National Language Support Enhancements
Oracle7 Server release 7.3 supports certain national language parameters as environment variables that can be altered by issuing appropriate operating-system commands. Greater flexibility for multi-lingual applications is thereby provided by allowing more granular specification of NLS parameters. The environment variables include NLS_DATE_FORMAT, NLS_DATE_LANGUAGE, and NLS_SORT, among others whose features are discussed in this chapter.
UTF2 Encoding
The UNICODE encoding scheme, UTF2, a variable-width, multi-byte format, is supported with Oracle7 Server release 7.3 to support both multi-byte and single-byte character sets.
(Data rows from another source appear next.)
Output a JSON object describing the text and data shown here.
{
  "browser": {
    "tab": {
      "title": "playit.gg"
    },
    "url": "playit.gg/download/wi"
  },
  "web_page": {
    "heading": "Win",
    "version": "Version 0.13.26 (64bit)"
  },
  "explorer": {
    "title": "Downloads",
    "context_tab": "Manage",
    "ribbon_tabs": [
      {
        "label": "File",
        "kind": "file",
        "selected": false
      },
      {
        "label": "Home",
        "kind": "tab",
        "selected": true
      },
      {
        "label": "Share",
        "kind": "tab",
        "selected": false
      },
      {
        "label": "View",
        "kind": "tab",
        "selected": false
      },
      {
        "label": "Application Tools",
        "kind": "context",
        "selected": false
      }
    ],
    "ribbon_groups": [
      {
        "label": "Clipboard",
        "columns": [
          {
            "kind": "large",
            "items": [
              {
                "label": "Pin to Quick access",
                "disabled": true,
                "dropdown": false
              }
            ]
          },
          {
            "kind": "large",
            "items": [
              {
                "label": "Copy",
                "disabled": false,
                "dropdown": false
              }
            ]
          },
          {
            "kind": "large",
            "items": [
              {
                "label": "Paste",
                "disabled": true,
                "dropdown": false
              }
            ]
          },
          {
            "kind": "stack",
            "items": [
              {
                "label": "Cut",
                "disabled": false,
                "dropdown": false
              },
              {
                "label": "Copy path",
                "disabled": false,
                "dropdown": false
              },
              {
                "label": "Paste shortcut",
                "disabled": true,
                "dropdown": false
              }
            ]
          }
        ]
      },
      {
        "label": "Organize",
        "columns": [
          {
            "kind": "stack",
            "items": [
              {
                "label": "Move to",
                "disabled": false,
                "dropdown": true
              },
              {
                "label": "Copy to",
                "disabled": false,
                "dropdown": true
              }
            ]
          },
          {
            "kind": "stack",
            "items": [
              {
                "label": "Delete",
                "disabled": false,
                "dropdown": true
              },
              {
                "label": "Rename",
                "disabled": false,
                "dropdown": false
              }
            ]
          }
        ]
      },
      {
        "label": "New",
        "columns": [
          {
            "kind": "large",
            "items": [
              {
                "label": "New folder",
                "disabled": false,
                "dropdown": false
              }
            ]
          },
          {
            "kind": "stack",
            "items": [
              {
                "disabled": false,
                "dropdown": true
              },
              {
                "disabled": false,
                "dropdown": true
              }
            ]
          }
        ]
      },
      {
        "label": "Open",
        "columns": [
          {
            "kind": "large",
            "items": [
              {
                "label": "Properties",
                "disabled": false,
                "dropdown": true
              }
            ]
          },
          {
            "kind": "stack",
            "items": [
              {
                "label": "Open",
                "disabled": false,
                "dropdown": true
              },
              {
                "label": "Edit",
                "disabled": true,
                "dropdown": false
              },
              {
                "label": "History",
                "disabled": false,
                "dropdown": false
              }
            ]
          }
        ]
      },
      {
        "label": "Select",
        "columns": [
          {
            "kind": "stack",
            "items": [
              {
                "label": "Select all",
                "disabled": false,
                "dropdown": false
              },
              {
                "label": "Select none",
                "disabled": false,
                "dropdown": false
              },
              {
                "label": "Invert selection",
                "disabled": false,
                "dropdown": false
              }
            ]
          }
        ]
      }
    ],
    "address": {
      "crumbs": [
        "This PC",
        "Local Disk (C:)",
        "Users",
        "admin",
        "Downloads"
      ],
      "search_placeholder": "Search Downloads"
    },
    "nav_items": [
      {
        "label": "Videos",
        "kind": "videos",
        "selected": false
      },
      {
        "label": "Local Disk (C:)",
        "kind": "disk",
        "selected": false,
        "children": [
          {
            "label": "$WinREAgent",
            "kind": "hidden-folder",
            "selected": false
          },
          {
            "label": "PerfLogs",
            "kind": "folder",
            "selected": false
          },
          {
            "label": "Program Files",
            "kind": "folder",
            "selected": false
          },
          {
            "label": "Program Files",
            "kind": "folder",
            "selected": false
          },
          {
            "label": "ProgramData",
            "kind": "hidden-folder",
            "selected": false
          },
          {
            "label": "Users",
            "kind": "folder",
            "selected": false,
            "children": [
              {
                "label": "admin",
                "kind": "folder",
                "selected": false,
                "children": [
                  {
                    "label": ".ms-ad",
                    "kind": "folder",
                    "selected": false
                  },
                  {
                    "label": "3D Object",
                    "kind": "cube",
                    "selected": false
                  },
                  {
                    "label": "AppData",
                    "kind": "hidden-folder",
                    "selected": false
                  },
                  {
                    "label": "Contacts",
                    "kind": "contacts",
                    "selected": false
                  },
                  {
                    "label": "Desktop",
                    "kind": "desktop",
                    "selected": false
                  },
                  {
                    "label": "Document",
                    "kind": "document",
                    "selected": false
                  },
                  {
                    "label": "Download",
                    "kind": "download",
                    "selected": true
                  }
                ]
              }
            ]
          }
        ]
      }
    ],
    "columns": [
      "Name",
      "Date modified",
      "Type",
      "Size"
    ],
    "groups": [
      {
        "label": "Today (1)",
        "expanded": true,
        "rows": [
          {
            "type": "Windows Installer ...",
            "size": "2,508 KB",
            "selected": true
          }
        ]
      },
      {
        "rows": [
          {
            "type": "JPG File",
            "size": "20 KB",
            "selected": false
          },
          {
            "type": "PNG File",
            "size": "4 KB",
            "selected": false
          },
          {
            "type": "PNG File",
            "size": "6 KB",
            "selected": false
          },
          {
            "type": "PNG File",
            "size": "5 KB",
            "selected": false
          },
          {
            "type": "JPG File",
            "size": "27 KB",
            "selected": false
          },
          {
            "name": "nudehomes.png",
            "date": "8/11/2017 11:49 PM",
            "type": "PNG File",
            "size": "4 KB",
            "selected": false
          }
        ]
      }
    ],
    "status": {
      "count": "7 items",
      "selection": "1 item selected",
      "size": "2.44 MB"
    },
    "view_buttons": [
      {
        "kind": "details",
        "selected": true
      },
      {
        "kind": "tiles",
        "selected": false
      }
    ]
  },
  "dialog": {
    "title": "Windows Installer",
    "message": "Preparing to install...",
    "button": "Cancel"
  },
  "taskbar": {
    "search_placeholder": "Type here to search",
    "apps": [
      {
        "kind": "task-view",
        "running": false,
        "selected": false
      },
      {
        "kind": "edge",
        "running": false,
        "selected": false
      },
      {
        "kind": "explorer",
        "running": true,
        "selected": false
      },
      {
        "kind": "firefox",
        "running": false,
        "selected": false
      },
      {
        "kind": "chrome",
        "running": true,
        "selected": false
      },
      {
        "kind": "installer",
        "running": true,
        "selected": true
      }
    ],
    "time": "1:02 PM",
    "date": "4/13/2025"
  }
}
Arabic/Hebrew Display Character Set Support
Semitic languages consist of ligatures and typically two sets of digits (that is, Arabic and Hindi numbers), in addition to their alphabetical characters. Using a display character set allows front-end input and output of ligatures and Arabic/Hindi numbers. Some of the display character sets even contain different shapes of a character whose form is context sensitive to its position in a word. However, a display character set should not be used for data storage purposes. A storage character set is defined for the use of data storage. Oracle7 Server release 7.3 supports conversion between display and storage character sets. The environment variable NLS_LANG defines the storage character set while NLS_DISPLAY sets the display character set. It is the client's responsibility to ensure that no display character set is defined as a storage character set and vice versa.